As a nation with a supermajority of Catholics, is there a culture of science among Filipinos? The answer is manifested in the high regard or premium given by Filipinos to tertiary education. It could be that Filipinos are fatalistic. But they know the value of education, the importance of industry and earning a living. The diploma is the ticket to prosperity. The question, I believe, should not be conflated with the wider issue of why the country has not advanced economically. For this, economists Acemoglu and Robinson, in their book Why Nations Fail, do not cite culture or even weather and geography on why some nations are rich and why others are poor. The work is based on 15 years of research and the examination of historical evidence.

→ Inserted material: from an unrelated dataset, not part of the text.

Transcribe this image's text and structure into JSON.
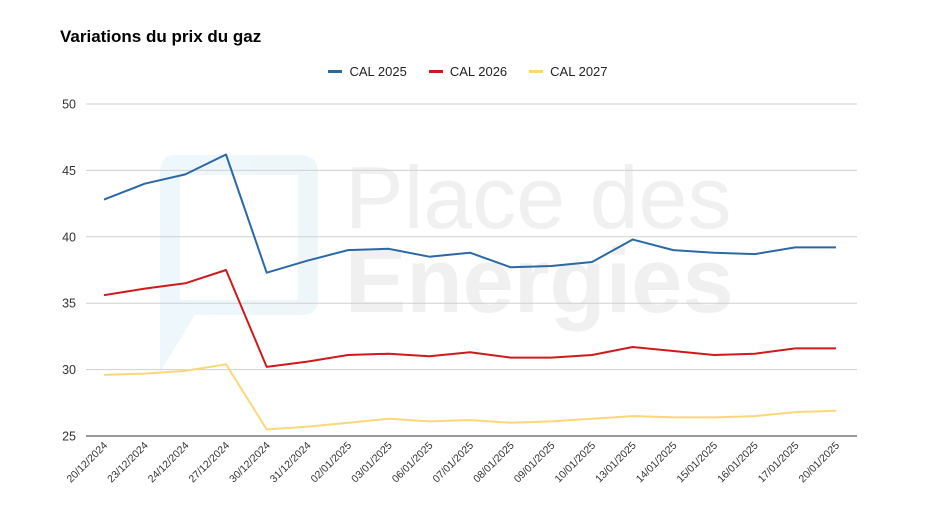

Acemoglu and Robinson contend that the most economically successful countries are those whose political and economic institutions have been “inclusive.” Left behind are those countries governed by “extractive” political and economic institutions. For instance, why is Botswana enjoying tremendous growth, and other African countries have yet to rise above violence and backwardness? (Acemoglu and Robinson)

As an extension of this question, why was the Philippines the second most developed country in Asia in the 1960s at a time when religious influence was in fact stronger? Is the Philippines backward because of a “damaged culture,” as claimed by James Fallows? Or is it because powerful political and economic interests have captured the system for their own narrow ends?